“But he escaped?” cried she.
“That he did, and carried his prisoner safe into the lines, and presented him to the General, modestly remarking, 'He is safer here than over yonder,'—pointing to Sebastopol; and, strangest part of the whole thing, he turns out to be an Englishman.”
“An Englishman?”
“Yes. He was serving, by some strange accident, on General La Marmora's staff, as a simple orderly, though evidently a man of some education and position,—one of those wild young bloods, doubtless, that had gone too fast at home, but who really do us no discredit when it comes to a question of pluck and daring.”
“Do us no discredit!” cried she; “and have you nothing more generous to say of one who has asserted the honor of England so nobly in the face of an entire army? Do us no discredit! Why, one such feat as this adds more glory to the nation than all the schemes of all the jobbers who deal in things like these.” And she threw contemptuously from her the colored plans and pictures that littered the table.

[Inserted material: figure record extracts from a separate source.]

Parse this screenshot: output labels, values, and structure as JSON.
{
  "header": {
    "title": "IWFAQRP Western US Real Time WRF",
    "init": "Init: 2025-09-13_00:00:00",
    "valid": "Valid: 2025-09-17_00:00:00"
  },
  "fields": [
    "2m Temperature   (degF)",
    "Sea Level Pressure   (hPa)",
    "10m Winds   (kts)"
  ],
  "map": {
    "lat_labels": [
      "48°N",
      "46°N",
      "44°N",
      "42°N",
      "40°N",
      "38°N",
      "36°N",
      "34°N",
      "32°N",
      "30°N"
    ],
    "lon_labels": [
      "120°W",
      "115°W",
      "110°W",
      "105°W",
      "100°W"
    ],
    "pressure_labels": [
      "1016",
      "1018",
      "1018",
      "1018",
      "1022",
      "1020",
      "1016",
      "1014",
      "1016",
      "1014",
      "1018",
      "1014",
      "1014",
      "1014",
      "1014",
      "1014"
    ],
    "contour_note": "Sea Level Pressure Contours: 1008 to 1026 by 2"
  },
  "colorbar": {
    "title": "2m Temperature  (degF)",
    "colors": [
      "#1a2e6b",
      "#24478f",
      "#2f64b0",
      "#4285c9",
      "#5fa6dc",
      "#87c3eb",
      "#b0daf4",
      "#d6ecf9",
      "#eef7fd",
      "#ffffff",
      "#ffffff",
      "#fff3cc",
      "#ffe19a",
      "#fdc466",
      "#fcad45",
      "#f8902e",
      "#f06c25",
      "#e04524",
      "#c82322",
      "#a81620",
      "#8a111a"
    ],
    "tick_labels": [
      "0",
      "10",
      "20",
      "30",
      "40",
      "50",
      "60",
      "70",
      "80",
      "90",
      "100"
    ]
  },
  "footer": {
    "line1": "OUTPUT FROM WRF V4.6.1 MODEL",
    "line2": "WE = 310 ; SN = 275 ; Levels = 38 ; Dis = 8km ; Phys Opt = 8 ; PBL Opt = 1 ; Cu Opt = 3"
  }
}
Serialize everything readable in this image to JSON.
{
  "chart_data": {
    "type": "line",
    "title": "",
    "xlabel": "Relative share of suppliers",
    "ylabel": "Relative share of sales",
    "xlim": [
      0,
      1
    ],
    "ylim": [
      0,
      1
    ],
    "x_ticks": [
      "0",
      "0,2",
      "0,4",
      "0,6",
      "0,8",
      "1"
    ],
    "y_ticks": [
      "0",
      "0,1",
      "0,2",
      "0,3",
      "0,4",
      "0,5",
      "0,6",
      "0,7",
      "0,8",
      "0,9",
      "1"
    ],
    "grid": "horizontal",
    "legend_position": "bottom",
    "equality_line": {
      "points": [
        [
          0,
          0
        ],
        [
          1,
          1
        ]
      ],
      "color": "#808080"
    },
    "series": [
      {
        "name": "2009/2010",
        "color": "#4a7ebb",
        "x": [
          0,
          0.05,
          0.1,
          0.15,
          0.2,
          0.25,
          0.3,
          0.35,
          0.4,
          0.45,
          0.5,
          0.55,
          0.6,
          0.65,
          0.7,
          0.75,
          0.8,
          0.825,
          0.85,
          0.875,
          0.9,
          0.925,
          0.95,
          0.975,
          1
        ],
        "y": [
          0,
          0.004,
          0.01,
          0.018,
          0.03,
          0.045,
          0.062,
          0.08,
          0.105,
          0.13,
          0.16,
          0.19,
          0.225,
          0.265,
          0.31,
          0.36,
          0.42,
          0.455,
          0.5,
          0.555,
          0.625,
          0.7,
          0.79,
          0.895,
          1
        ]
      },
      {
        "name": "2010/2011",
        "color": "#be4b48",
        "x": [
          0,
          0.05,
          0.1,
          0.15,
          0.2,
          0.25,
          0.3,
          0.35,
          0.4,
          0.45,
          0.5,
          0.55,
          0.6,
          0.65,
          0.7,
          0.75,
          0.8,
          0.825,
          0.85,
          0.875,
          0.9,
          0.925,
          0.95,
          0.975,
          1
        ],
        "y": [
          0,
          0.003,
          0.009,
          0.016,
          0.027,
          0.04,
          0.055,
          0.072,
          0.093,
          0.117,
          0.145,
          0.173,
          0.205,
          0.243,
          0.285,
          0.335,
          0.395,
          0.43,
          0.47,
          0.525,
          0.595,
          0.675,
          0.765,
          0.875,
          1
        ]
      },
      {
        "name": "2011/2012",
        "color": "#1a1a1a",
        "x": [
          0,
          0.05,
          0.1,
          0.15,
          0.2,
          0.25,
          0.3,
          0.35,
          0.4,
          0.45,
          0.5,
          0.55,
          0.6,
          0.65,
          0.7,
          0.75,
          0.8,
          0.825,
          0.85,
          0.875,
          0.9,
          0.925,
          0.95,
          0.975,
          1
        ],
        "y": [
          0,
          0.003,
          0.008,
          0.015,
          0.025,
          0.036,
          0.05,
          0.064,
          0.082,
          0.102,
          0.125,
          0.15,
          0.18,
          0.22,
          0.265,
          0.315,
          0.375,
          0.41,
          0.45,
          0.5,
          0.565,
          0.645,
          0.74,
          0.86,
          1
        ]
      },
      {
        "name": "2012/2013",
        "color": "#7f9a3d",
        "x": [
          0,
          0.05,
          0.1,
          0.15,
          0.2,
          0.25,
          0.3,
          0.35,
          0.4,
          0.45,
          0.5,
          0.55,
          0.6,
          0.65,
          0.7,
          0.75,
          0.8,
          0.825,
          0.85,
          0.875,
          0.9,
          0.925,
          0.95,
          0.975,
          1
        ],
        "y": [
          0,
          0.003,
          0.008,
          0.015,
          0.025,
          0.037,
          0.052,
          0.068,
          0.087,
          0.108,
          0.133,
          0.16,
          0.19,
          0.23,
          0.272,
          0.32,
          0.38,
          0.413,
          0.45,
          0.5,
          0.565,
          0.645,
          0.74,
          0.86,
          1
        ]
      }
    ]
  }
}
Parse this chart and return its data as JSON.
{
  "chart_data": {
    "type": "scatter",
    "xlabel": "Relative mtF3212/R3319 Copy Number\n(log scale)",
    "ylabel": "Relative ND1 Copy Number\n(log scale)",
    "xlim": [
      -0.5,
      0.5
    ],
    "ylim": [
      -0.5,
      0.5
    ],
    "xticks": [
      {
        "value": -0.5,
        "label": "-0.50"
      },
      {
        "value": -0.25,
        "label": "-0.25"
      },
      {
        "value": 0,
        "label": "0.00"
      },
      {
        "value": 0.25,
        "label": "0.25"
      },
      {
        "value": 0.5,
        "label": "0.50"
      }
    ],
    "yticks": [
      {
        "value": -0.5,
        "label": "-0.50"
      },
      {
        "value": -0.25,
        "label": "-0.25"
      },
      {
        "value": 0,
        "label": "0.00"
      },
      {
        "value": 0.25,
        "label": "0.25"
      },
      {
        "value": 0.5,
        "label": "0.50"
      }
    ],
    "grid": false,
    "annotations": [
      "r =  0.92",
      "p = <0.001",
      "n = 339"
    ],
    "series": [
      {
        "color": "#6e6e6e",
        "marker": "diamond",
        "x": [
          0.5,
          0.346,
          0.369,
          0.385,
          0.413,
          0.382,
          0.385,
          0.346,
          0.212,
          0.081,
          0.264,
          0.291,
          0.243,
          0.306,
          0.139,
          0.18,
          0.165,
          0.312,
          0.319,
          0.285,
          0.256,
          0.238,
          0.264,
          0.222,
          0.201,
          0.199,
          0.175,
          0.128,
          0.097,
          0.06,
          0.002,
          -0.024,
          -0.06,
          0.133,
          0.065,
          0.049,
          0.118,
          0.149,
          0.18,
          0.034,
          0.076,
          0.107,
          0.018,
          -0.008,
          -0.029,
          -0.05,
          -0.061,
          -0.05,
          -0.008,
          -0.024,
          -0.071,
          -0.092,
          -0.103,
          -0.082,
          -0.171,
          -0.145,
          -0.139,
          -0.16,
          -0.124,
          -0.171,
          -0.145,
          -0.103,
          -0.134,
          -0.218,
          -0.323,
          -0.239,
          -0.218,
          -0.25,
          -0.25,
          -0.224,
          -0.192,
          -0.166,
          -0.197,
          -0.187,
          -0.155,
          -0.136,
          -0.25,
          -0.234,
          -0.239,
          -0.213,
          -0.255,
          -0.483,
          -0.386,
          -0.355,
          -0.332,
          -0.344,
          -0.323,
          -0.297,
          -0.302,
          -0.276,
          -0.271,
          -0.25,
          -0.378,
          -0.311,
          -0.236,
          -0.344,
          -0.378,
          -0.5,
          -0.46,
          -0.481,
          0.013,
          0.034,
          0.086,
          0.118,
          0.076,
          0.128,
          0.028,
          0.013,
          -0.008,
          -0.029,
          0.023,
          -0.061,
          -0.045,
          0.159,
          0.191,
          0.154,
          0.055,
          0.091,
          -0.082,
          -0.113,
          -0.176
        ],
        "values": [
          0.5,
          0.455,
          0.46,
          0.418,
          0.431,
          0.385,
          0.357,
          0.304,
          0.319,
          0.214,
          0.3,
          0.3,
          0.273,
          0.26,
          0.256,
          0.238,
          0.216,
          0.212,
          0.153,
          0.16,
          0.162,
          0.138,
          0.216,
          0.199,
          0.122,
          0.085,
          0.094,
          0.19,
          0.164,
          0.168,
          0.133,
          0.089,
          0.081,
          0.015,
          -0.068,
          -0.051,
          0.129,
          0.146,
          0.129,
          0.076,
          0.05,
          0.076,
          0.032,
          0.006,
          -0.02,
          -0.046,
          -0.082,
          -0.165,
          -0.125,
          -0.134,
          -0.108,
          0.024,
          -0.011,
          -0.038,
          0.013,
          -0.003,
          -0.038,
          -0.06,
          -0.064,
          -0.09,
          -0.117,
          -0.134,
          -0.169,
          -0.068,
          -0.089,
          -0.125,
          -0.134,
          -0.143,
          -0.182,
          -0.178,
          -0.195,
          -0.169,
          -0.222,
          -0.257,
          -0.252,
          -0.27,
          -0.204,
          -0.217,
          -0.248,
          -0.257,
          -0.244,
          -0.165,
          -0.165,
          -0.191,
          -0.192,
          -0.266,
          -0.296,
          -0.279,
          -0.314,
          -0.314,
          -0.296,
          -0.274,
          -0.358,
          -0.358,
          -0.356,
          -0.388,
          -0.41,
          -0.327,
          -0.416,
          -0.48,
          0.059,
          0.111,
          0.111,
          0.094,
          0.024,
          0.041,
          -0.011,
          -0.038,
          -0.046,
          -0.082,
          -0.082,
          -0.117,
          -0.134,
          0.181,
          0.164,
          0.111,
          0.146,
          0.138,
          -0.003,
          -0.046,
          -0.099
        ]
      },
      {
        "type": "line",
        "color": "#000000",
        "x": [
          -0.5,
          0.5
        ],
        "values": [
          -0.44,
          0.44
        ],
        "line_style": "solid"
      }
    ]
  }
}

“Dear me, Miss Kellett, here's a whole ink-bottle spilled over the Davenport Obelisk.”
“Do us no discredit!” burst out she again. “Are we really the nation of shopkeepers that France calls us? Have we no pride save in successful bargaining, no glory save in growing rich? Is money-getting so close at the nation's heart that whatever retards or delays its hoardings savors of misfortune? When you were telling me that anecdote, how I envied the land that owned such a hero; and when you said he was our own,—our countryman; my heart felt bursting with gratitude. Tell me his name.”
“His name,—his name,—how strange that I should have forgotten it; for, as I told you, I toasted his health only yesterday.”
“Yes, you remember the sherry!” said she, bitterly.
Mr. Hankes's cheek tingled and grew crimson. It was a mood of passionate excitement he had never witnessed in her before, and he was astounded at the change in one usually so calm and self-possessed. It was then in no small confusion that he turned over the letter before him to find something which might change the topic in discussion.